Non riesce a muoversi: pare che le funi che lo stringono alla sedia lo vogliano segare ad ogni movimento del corpo.

Non riesce ad aprire gli occhi: ogni tentativo è inutile e soprattutto doloroso. Tutto quello che ha davanti è una sottile striscia sfocata e in penombra, che non gli permette di veder arrivare un altro deprecabile colpo, duro, veloce, preciso, come tutti gli altri finora.

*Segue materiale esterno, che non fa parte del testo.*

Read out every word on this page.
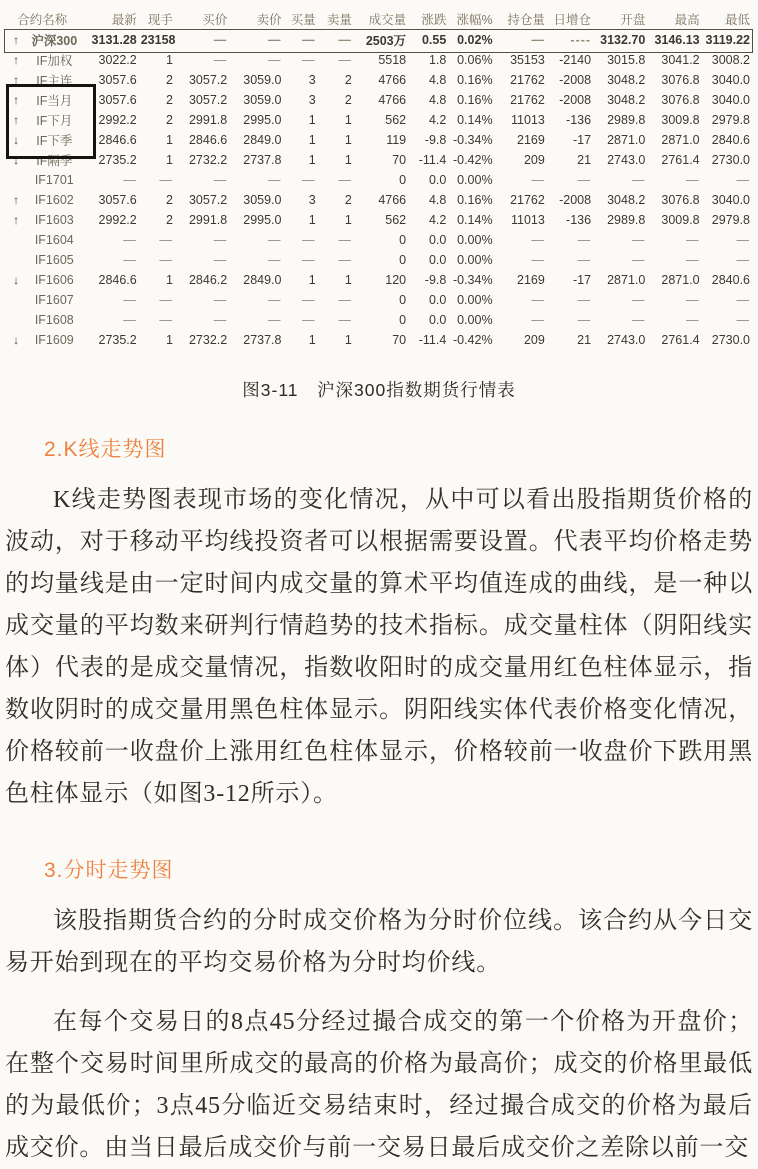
合约名称		最新	现手	买价	卖价	买量	卖量	成交量	涨跌	涨幅%	持仓量	日增仓	开盘	最高	最低
↑	沪深300	3131.28	23158	—	—	—	—	2503万	0.55	0.02%	—	----	3132.70	3146.13	3119.22
↑	IF加权	3022.2	1	—	—	—	—	5518	1.8	0.06%	35153	-2140	3015.8	3041.2	3008.2
↑	IF主连	3057.6	2	3057.2	3059.0	3	2	4766	4.8	0.16%	21762	-2008	3048.2	3076.8	3040.0
↑	IF当月	3057.6	2	3057.2	3059.0	3	2	4766	4.8	0.16%	21762	-2008	3048.2	3076.8	3040.0
↑	IF下月	2992.2	2	2991.8	2995.0	1	1	562	4.2	0.14%	11013	-136	2989.8	3009.8	2979.8
↓	IF下季	2846.6	1	2846.6	2849.0	1	1	119	-9.8	-0.34%	2169	-17	2871.0	2871.0	2840.6
↓	IF隔季	2735.2	1	2732.2	2737.8	1	1	70	-11.4	-0.42%	209	21	2743.0	2761.4	2730.0
	IF1701	—	—	—	—	—	—	0	0.0	0.00%	—	—	—	—	—
↑	IF1602	3057.6	2	3057.2	3059.0	3	2	4766	4.8	0.16%	21762	-2008	3048.2	3076.8	3040.0
↑	IF1603	2992.2	2	2991.8	2995.0	1	1	562	4.2	0.14%	11013	-136	2989.8	3009.8	2979.8
	IF1604	—	—	—	—	—	—	0	0.0	0.00%	—	—	—	—	—
	IF1605	—	—	—	—	—	—	0	0.0	0.00%	—	—	—	—	—
↓	IF1606	2846.6	1	2846.2	2849.0	1	1	120	-9.8	-0.34%	2169	-17	2871.0	2871.0	2840.6
	IF1607	—	—	—	—	—	—	0	0.0	0.00%	—	—	—	—	—
	IF1608	—	—	—	—	—	—	0	0.0	0.00%	—	—	—	—	—
↓	IF1609	2735.2	1	2732.2	2737.8	1	1	70	-11.4	-0.42%	209	21	2743.0	2761.4	2730.0
图3-11　沪深300指数期货行情表
2.K线走势图

K线走势图表现市场的变化情况，从中可以看出股指期货价格的波动，对于移动平均线投资者可以根据需要设置。代表平均价格走势的均量线是由一定时间内成交量的算术平均值连成的曲线，是一种以成交量的平均数来研判行情趋势的技术指标。成交量柱体（阴阳线实体）代表的是成交量情况，指数收阳时的成交量用红色柱体显示，指数收阴时的成交量用黑色柱体显示。阴阳线实体代表价格变化情况，价格较前一收盘价上涨用红色柱体显示，价格较前一收盘价下跌用黑色柱体显示（如图3-12所示）。

3.分时走势图

该股指期货合约的分时成交价格为分时价位线。该合约从今日交易开始到现在的平均交易价格为分时均价线。

在每个交易日的8点45分经过撮合成交的第一个价格为开盘价；在整个交易时间里所成交的最高的价格为最高价；成交的价格里最低的为最低价；3点45分临近交易结束时，经过撮合成交的价格为最后成交价。由当日最后成交价与前一交易日最后成交价之差除以前一交
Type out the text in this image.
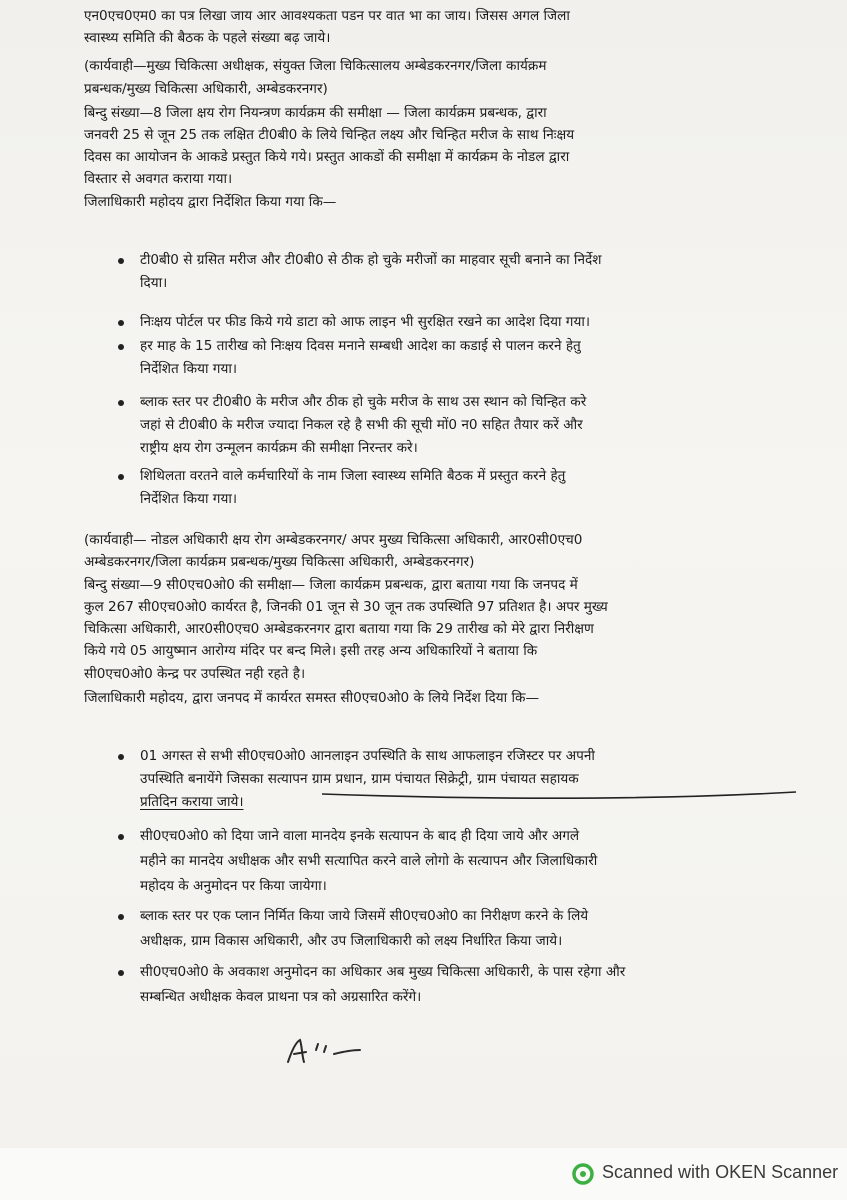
एन0एच0एम0 का पत्र लिखा जाय आर आवश्यकता पडन पर वात भा का जाय। जिसस अगल जिला

स्वास्थ्य समिति की बैठक के पहले संख्या बढ़ जाये।

(कार्यवाही—मुख्य चिकित्सा अधीक्षक, संयुक्त जिला चिकित्सालय अम्बेडकरनगर/जिला कार्यक्रम

प्रबन्धक/मुख्य चिकित्सा अधिकारी, अम्बेडकरनगर)

बिन्दु संख्या—8 जिला क्षय रोग नियन्त्रण कार्यक्रम की समीक्षा — जिला कार्यक्रम प्रबन्धक, द्वारा

जनवरी 25 से जून 25 तक लक्षित टी0बी0 के लिये चिन्हित लक्ष्य और चिन्हित मरीज के साथ निःक्षय

दिवस का आयोजन के आकडे प्रस्तुत किये गये। प्रस्तुत आकडों की समीक्षा में कार्यक्रम के नोडल द्वारा

विस्तार से अवगत कराया गया।

जिलाधिकारी महोदय द्वारा निर्देशित किया गया कि—

टी0बी0 से ग्रसित मरीज और टी0बी0 से ठीक हो चुके मरीजों का माहवार सूची बनाने का निर्देश

दिया।

निःक्षय पोर्टल पर फीड किये गये डाटा को आफ लाइन भी सुरक्षित रखने का आदेश दिया गया।

हर माह के 15 तारीख को निःक्षय दिवस मनाने सम्बधी आदेश का कडाई से पालन करने हेतु

निर्देशित किया गया।

ब्लाक स्तर पर टी0बी0 के मरीज और ठीक हो चुके मरीज के साथ उस स्थान को चिन्हित करे

जहां से टी0बी0 के मरीज ज्यादा निकल रहे है सभी की सूची मों0 न0 सहित तैयार करें और

राष्ट्रीय क्षय रोग उन्मूलन कार्यक्रम की समीक्षा निरन्तर करे।

शिथिलता वरतने वाले कर्मचारियों के नाम जिला स्वास्थ्य समिति बैठक में प्रस्तुत करने हेतु

निर्देशित किया गया।

(कार्यवाही— नोडल अधिकारी क्षय रोग अम्बेडकरनगर/ अपर मुख्य चिकित्सा अधिकारी, आर0सी0एच0

अम्बेडकरनगर/जिला कार्यक्रम प्रबन्धक/मुख्य चिकित्सा अधिकारी, अम्बेडकरनगर)

बिन्दु संख्या—9 सी0एच0ओ0 की समीक्षा— जिला कार्यक्रम प्रबन्धक, द्वारा बताया गया कि जनपद में

कुल 267 सी0एच0ओ0 कार्यरत है, जिनकी 01 जून से 30 जून तक उपस्थिति 97 प्रतिशत है। अपर मुख्य

चिकित्सा अधिकारी, आर0सी0एच0 अम्बेडकरनगर द्वारा बताया गया कि 29 तारीख को मेरे द्वारा निरीक्षण

किये गये 05 आयुष्मान आरोग्य मंदिर पर बन्द मिले। इसी तरह अन्य अधिकारियों ने बताया कि

सी0एच0ओ0 केन्द्र पर उपस्थित नही रहते है।

जिलाधिकारी महोदय, द्वारा जनपद में कार्यरत समस्त सी0एच0ओ0 के लिये निर्देश दिया कि—

01 अगस्त से सभी सी0एच0ओ0 आनलाइन उपस्थिति के साथ आफलाइन रजिस्टर पर अपनी

उपस्थिति बनायेंगे जिसका सत्यापन ग्राम प्रधान, ग्राम पंचायत सिक्रेट्री, ग्राम पंचायत सहायक

प्रतिदिन कराया जाये।

सी0एच0ओ0 को दिया जाने वाला मानदेय इनके सत्यापन के बाद ही दिया जाये और अगले

महीने का मानदेय अधीक्षक और सभी सत्यापित करने वाले लोगो के सत्यापन और जिलाधिकारी

महोदय के अनुमोदन पर किया जायेगा।

ब्लाक स्तर पर एक प्लान निर्मित किया जाये जिसमें सी0एच0ओ0 का निरीक्षण करने के लिये

अधीक्षक, ग्राम विकास अधिकारी, और उप जिलाधिकारी को लक्ष्य निर्धारित किया जाये।

सी0एच0ओ0 के अवकाश अनुमोदन का अधिकार अब मुख्य चिकित्सा अधिकारी, के पास रहेगा और

सम्बन्धित अधीक्षक केवल प्राथना पत्र को अग्रसारित करेंगे।

Scanned with OKEN Scanner
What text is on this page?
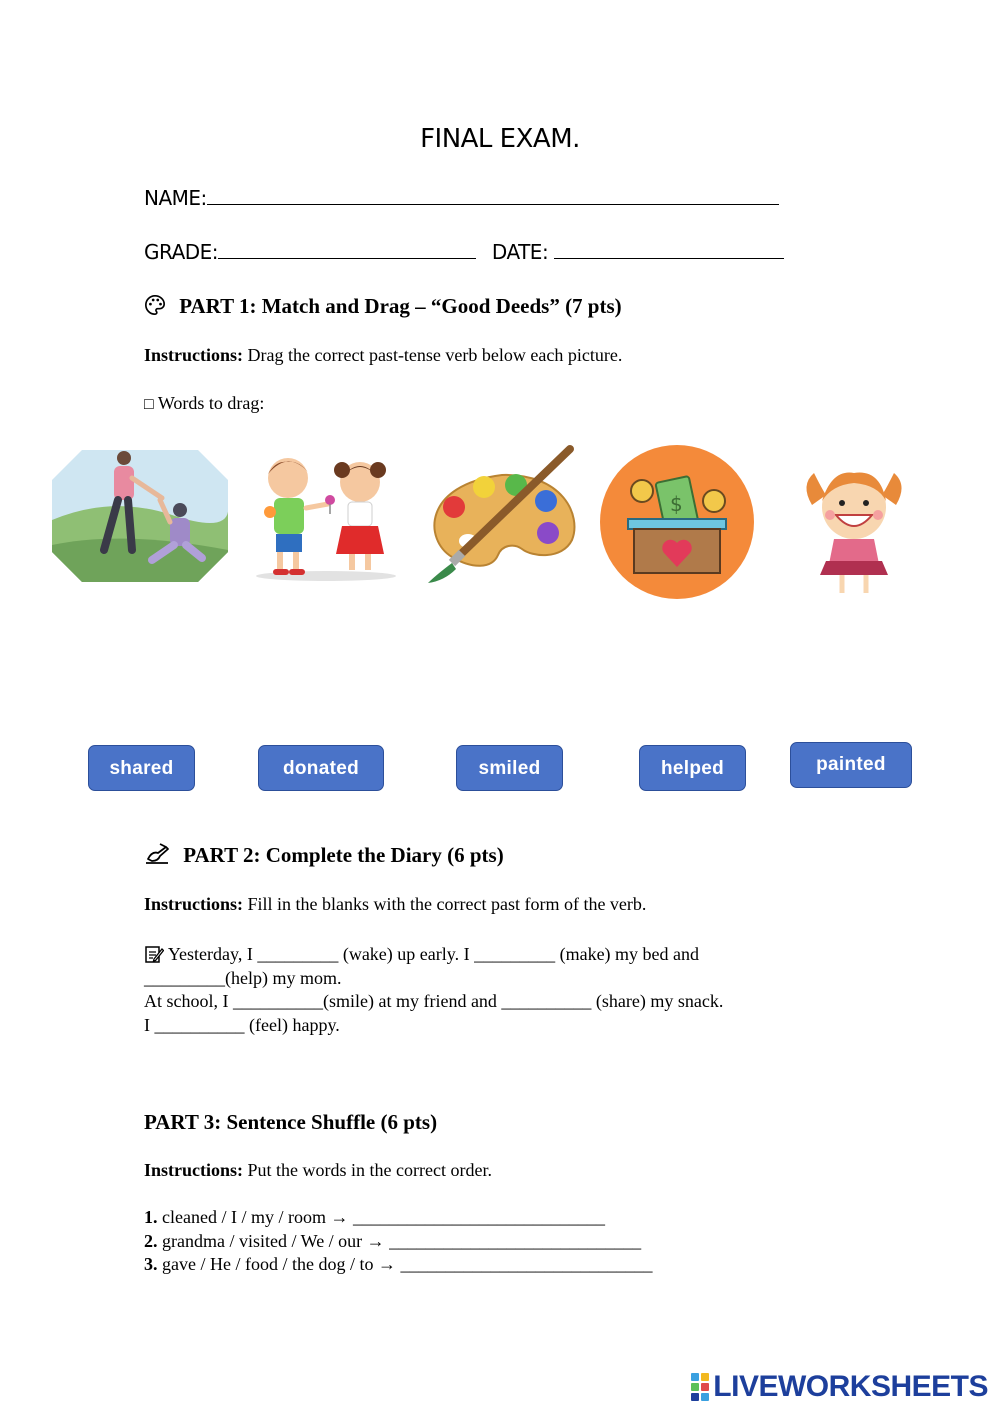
FINAL EXAM.
NAME:
GRADE:	DATE:
PART 1: Match and Drag – “Good Deeds” (7 pts)
Instructions: Drag the correct past-tense verb below each picture.
□ Words to drag:
$
shared	donated	smiled	helped	painted
PART 2: Complete the Diary (6 pts)
Instructions: Fill in the blanks with the correct past form of the verb.
Yesterday, I _________ (wake) up early. I _________ (make) my bed and
_________(help) my mom.
At school, I __________(smile) at my friend and __________ (share) my snack.
I __________ (feel) happy.
PART 3: Sentence Shuffle (6 pts)
Instructions: Put the words in the correct order.
1. cleaned / I / my / room → ____________________________
2. grandma / visited / We / our → ____________________________
3. gave / He / food / the dog / to → ____________________________
LIVEWORKSHEETS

La testa gli esplode in chiazze di luce e di dolore.

Passano alcuni secondi – forse – che vengono dilatati dal tormento. Secondi stirati, secondi allungati e ampliati, secondi in cui l’unica cosa che il cervello comanda al corpo è di provare ancora e ancora dolore. Poi, di nuovo buio, se non fosse per quella sottile fessura tra le palpebre. Si concede solo ora qualche momento per immaginarsi il proprio volto trasfigurato e per cercare di ricordare l’ultima volta che si è guardato allo specchio.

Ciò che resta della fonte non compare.